Damit hat Reinartz auch schon ein Problem benannt, das für das Landestheater vermutlich auch in Zukunft anhält. Denn für das RLT sind derzeit in einer 2009 geschlossenen Zielvereinbarung mit dem Land NRW "bei entsprechender Marktsituation 100 Vorstellungen im regionalen Spielgebiet und 100 Vorstellungen am Sitzort Neuss" angepeilt.

Für 2015 wurde das Ziel so gut wie erreicht. 430 hauseigene Vorstellungen, Gastspiele und Veranstaltungen mit rund 50.500 Besuchern sind für Neuss aufgeführt, 82 Abstecher mit knapp 23.000 Besuchern außerhalb. 2014 waren es noch 96 Abstecher mit knapp 26.700 Besuchern. "Aber das war ein extrem gutes Jahr", sagt Reinartz. Zusammen mit den Vermietungen (45) an hausfremde Nutzer und deren Besuchern ergibt das 2015 eine Gesamtbilanz von 557 Veranstaltungen mit 88.500 Besuchern. Damit liegt die Besucherzahl um 10.000 unterhalb der von 2014 bei damals 523 Veranstaltungen. Den größten Einbruch hat es 2015 indes bei den Vermietungen gegeben: Deren Besucherzahl sank von 21.200 in 2014 auf 15.100 in 2015.

Gleichwohl hat das Landestheater über die Jahre rund 525.000 Euro an Rückstellungen (Zahl von 2014) geschaffen, aber sie seien auch erforderlich, sagt Reinartz. Nicht nur, um Reparaturen oder Tariferhöhungen auszugleichen. "Ein Theater befindet sich im permanenten Insolvenzrisiko", sagt Reinartz, "denn es schließt Verträge für kommende Spielzeiten ohne zu wissen, ob die Zuschüsse in der erhofften Höhe auch wirklich kommen." So hat das Theater natürlich erfreut registriert, dass die Kulturpolitiker im Haushalt des Gebäudemanagement Neuss (GMN) 60.000 Euro für die dringend notwendige Reparatur des Bühnenbodens eingestellt sehen wollten, "aber wir wissen noch nicht, ob das auch so geschieht", sagt Reinartz.

Das Land trägt 43 Prozent des Finanzierungsbedarfs der Bühne - derzeit sind das inklusive Miete an den Bauverein 6,2 Millionen Euro. 41,2 Prozent steuert die Stadt Neuss zu, 15,8 Prozent erwirtschaftet das Theater selbst.
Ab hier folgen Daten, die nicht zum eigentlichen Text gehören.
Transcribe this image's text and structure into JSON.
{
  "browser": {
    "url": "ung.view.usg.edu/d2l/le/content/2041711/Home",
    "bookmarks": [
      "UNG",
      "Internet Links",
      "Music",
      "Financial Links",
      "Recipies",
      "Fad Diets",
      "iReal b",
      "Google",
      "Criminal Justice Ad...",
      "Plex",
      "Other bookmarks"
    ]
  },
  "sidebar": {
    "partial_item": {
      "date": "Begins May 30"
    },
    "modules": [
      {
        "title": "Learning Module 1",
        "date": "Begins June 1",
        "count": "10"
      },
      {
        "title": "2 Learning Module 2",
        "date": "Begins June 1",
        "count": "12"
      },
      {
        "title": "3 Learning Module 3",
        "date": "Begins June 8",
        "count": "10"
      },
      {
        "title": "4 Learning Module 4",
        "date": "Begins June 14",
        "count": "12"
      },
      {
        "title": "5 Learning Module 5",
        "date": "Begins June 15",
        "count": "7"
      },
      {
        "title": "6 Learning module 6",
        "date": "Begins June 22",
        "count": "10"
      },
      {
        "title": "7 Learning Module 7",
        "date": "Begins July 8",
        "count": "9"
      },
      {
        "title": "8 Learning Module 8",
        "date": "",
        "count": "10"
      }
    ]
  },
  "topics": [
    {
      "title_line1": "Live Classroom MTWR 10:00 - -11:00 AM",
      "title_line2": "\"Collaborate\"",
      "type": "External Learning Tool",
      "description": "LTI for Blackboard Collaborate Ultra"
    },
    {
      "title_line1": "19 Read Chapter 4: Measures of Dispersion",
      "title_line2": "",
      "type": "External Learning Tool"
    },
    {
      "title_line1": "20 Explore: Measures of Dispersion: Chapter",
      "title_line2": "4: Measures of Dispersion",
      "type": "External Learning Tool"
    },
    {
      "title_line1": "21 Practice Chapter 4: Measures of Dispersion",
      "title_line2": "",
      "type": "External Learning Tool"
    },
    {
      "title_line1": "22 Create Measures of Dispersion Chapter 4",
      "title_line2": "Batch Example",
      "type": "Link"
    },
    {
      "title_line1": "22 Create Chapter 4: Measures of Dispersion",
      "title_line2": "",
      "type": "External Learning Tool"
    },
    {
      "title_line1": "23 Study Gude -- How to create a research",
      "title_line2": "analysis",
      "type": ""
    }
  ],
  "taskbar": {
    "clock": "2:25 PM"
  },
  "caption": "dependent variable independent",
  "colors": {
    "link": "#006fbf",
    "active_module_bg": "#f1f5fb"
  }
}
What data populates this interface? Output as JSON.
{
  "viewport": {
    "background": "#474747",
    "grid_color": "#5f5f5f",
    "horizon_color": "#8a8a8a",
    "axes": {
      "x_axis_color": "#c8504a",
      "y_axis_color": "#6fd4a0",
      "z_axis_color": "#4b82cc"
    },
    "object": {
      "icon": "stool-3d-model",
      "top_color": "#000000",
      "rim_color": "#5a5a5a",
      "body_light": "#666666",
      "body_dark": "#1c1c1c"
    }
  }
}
Überhaupt hat das Rheinische Landestheater eine "außergewöhnlich positive Entwicklung bei den Eigeneinnahmen" gemacht, wie schon ein Bericht für den Kulturausschuss festhält.

Dabei hat sich das RLT mit dem Theatercafé "Diva" einen zusätzlichen Kostenfaktor aufgebürdet, dessen Umsatz zurzeit auch noch "25 Prozent unter unseren Erwartungen liegt", sagt Reinartz. Auch die Familie des mitbetreibenden Restaurants Los Morettos findet, "der Umsatz könne höher sein", erzählt er weiter, aber gleichwohl stehe für das Theater wie für die Gastronomen fest, zunächst weiterzumachen. Im Vorstand habe man den Beschluss gefasst, zu reagieren, "wenn die Zahlen nachhaltig und deutlich schlechter werden". Dann erst werde der Trägerverein zum Mai von dem Sonderkündigungsrechtsrecht (zum Ende des Jahres) Gebrauch machen.